It was a threshold we didn’t fully understand, involving the usual passage from one year to the next — but that year was different. That year ALL of the numbers were changing, and too many were turning to zeros. Chaos and catastrophe were predicted. Calamity and confusion were expected.
Remember the Y2K scare? The “millennium bug?” Not a virus but a computer flaw in which programmers in the 1960s had skimped on then-scarce computer memory by coding the year with two digits instead of four. How would those programs, many of them crucial to our power grids, financial systems and air travel, compute the year that would follow 1999? Would they think it was 1900 instead of 2000? Would they crash in confusion? Would massive chaos be unleashed? Was this the apocalypse, humanly written into our own computer code?
As the end of the millennium approached, a foreboding sense of danger spread through the media and many homes, all because of a year with too many zeros. At a cost of millions of dollars in the U.S. alone, teams of digital code writers scoured large-scale computer systems, changing two-digit years to four digits. Computer companies provided Y2K compliant fixes for home users. Some households stocked up on food and water, preparing for a full disaster. Some joked about the end times, but anxiety often rode on the coattails of their laughter. Very few airplanes were up in the air at midnight on December 31, 1999, and I have never seen a more empty airport (or airplane) than when we flew home on January 1, 2000.
Why revisit this frenzy now, 24 years into the “new” millennium? Because the urgency of many stories in the media today reminds me of old urgencies, only greater and more multi-faceted now. Because the fear aroused by urgency has become familiar, maybe even standard, making it hard to step out of a mindset of worry. And because worry itself removes us from the present moment, precisely when we need to be especially attuned to what is happening now.
Meditation teacher Sharon Salzberg notices how much energy we disburse and lose by either wishing for the past or fretting about the future. Instead of fully dwelling in the present, she says we create “add-ons” to the stories we are in, regretting what did or didn’t happen in the past and, even more often, worrying about future events that are not sealed or certain. Many religious teachings warn against this presumption of a fixed future; perhaps none as poignantly as the crucifixion in Christian theology. The Easter story, celebrated last weekend, annually reminds us not to assume the future is entombed.

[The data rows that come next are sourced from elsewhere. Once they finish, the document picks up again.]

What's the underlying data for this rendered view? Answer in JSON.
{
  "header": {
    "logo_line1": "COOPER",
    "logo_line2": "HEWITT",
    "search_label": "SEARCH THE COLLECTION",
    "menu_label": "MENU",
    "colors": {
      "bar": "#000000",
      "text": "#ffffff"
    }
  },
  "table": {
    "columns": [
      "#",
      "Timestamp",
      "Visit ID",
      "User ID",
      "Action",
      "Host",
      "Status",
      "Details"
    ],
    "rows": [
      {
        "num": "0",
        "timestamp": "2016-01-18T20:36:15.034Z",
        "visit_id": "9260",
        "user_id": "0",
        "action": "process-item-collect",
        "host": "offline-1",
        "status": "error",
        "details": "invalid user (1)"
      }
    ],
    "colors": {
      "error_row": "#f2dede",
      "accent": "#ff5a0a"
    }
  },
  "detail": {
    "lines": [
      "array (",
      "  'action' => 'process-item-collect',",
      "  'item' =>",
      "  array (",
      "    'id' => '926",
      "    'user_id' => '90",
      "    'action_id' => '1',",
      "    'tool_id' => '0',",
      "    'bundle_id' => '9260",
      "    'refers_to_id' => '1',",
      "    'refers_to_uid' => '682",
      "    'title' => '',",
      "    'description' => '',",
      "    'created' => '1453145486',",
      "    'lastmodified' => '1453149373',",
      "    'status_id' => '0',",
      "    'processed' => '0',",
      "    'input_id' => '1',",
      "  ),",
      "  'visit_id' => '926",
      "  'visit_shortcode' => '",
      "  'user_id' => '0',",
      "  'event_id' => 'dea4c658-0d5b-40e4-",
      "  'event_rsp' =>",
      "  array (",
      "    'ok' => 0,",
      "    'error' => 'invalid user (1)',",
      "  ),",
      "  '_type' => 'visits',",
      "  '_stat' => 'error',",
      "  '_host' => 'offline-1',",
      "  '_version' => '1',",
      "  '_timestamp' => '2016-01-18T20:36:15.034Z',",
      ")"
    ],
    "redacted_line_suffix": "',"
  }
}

We are encouraged not to deny the state of our current reality but neither to deny the multiple possibilities embedded in it. To remain open to the many options present in every time, perhaps especially the most dire or chaotic ones. To remember that the next chapters of the story we are now living are not yet known and not yet written.
This is the gift of equanimity, the third thresholding skill named in Trusting Change. Letting go of our assumptions about what will or must come next. Loosening the certainty of our judgments – of ourselves and others and of the story we share – to make room for a possible change in direction. A plot twist. A transformation, in ourselves or in others. A reconciliation. An unexpected resolution or emergence.
Jazz harpist Park Stickney, visiting the Twin Cities recently, told a story as he introduced an original song titled, “Surprise Corner.” He described the car trips of his early childhood and the long afternoons riding in the back seat with his brother, both of them bored and increasingly impatient. Then his mother, opening the map in her lap in the front seat, would point to it and exclaim that they were approaching a place called “Surprise Corner,” which the two brothers had learned was a place where something unknown but good would happen. Sure enough. A short way down the road, their mother announced they were at “Surprise Corner!” — and she would pass back to her sons a new car game or activity that would occupy their interest for the next span of the trip.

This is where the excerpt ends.